Finding this is a challenge, but we can make some simple assumptions here to get a “worst case scenario” for a survey
The standard error
Remember that more observations = more certainty. So we expect that the standard error will decrease when taking larger samples.
. . .
We actually know how much the SE shrinks for each observation:
\[ \text{Standard error (SE)} = \frac{\sigma}{\sqrt{n}} \]
The standard error of a proportion
\[ \text{Standard error (SE)} = \frac{\sigma}{\sqrt{n}} \]
We don’t know \(\sigma\), but surveys are usually reporting a proportion or percentage of people giving a particular response. The standard error of a proportion actually depends on the proportion itself:
\[ \text{Standard Error of a proportion} = \frac{\sqrt{p\times(1-p)}}{\sqrt{n}} = \sqrt{\frac{p\times(1-p)}{n}} \]
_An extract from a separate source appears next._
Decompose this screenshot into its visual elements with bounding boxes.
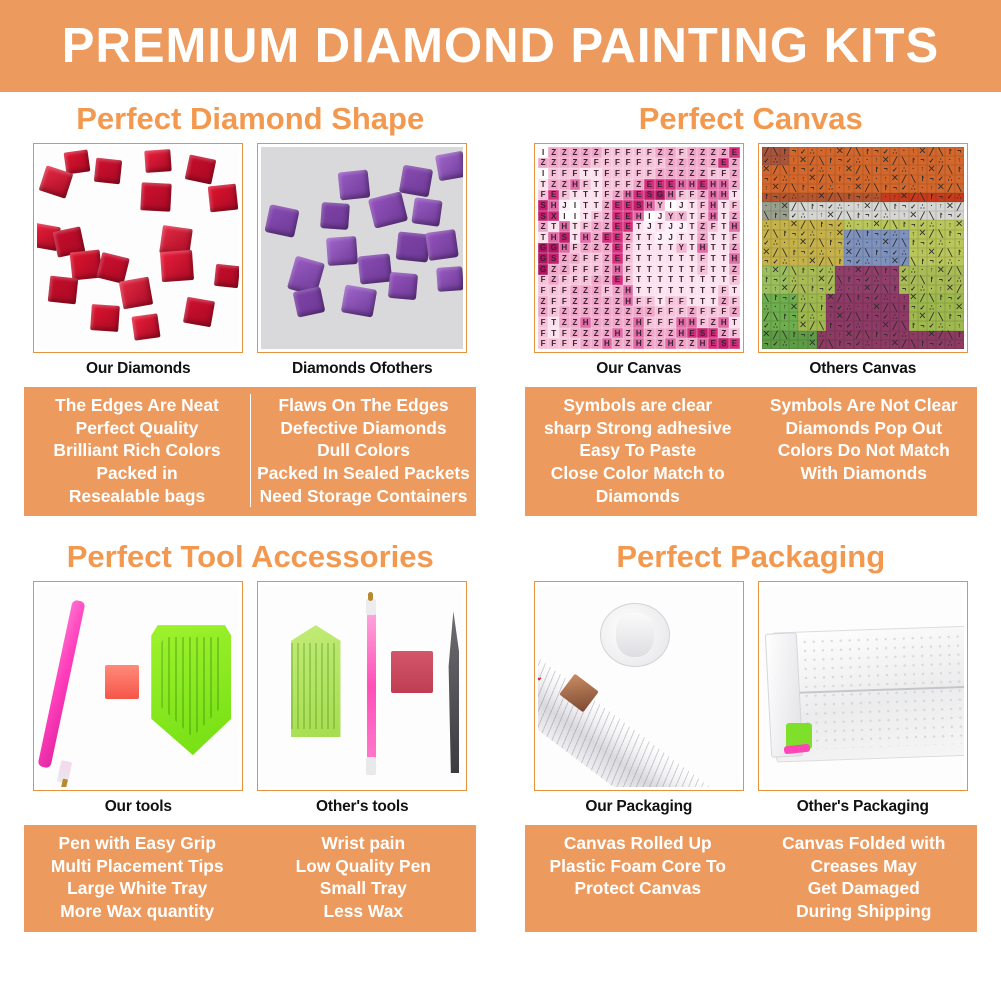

\[ p = \text{the proportion} \]
The standard error of a proportion
Note that this part of the formula is at its maximum when p = .5 (i.e. when there’s a 50/50 split on a yes/no question)
\[ \text{Standard Error of a proportion} = \sqrt{\frac{\color{red}{p\times(1-p)}}{n}} \]
So, if we know our sample size, we can calculate the worst case scenario for the standard error where \(p = .5\)
Back to that margin
- We know our sample size is 2,091
- We know that the biggest SE possible is when \(p = .5\), \(\sqrt{\frac{.5(1-.5)}{n}}\), so the worst case scenario is \(\sqrt{\frac{.5(1-.5)}{2,091}} \approx 0.0109\)
- We also know that the errors are normally distributed and centered around 0
We have all the ingredients to we need to apply the CLT here!
The Margin of error
Remember we want a 95% confidence level.
We already know that for this pdf, 95% of the errors will fall with in approximately \(\pm 2 \times Z\) of 0 (technically closer to 1.95994…)
The Margin of error
\[ \text{Standard Error of a proportion} = \sqrt{\frac{p\times(1-p)}{n}} \]
\[ \text{SE for this sample at (p=0.5)} = \sqrt{\frac{.5(1-.5)}{2,091}} \approx 0.0109 \]
So now we just need:
\[ \text{standard error} \times \text{Z-score for a 95% confidence level} = \]
\[ .0109 \times 1.96 \approx 0.0214 = 2.14\% \]
The Margin of error
So what is the margin of error on a poll?
Its a 95% confidence interval for a worst case scenario where there’s a 50/50 split on a question with two response categories.
The Central Limit Theorem
When I take a decent-sized random sample from the population:
I know the sample mean (\(\bar{x}\)) is drawn from a normal distribution.
I know the mean of this sampling distribution is equal to the population mean.
I know the standard deviation of this sampling distribution (a.ka. the standard error) is equal to \(\frac{\sigma}{\sqrt{n}}\)
- So: I know that 95% of my sample averages will be within \(\approx 1.96\) standard errors of the correct answer (and any number of other probabilities based on the normal curve)
Calculating a 95% confidence interval
\[ \text{lower 95% confidence boundary} = \bar{x} - 1.96 \text{ standard errors} \]
\[ \text{upper 95% confidence boundary} = \bar{x} + 1.96 \text{ standard errors} \]
. . .
Sometimes we’ll just round this to “2” because its usually good enough.
Next questions:
The margin of error is a worst case scenario. Its convenient to have one number that can apply to the entire survey, but we can generally be more precise with our confidence intervals.
We often want to estimate confidence for things that aren’t proportions, so how do we do this without knowing the population value for \(\sigma\)?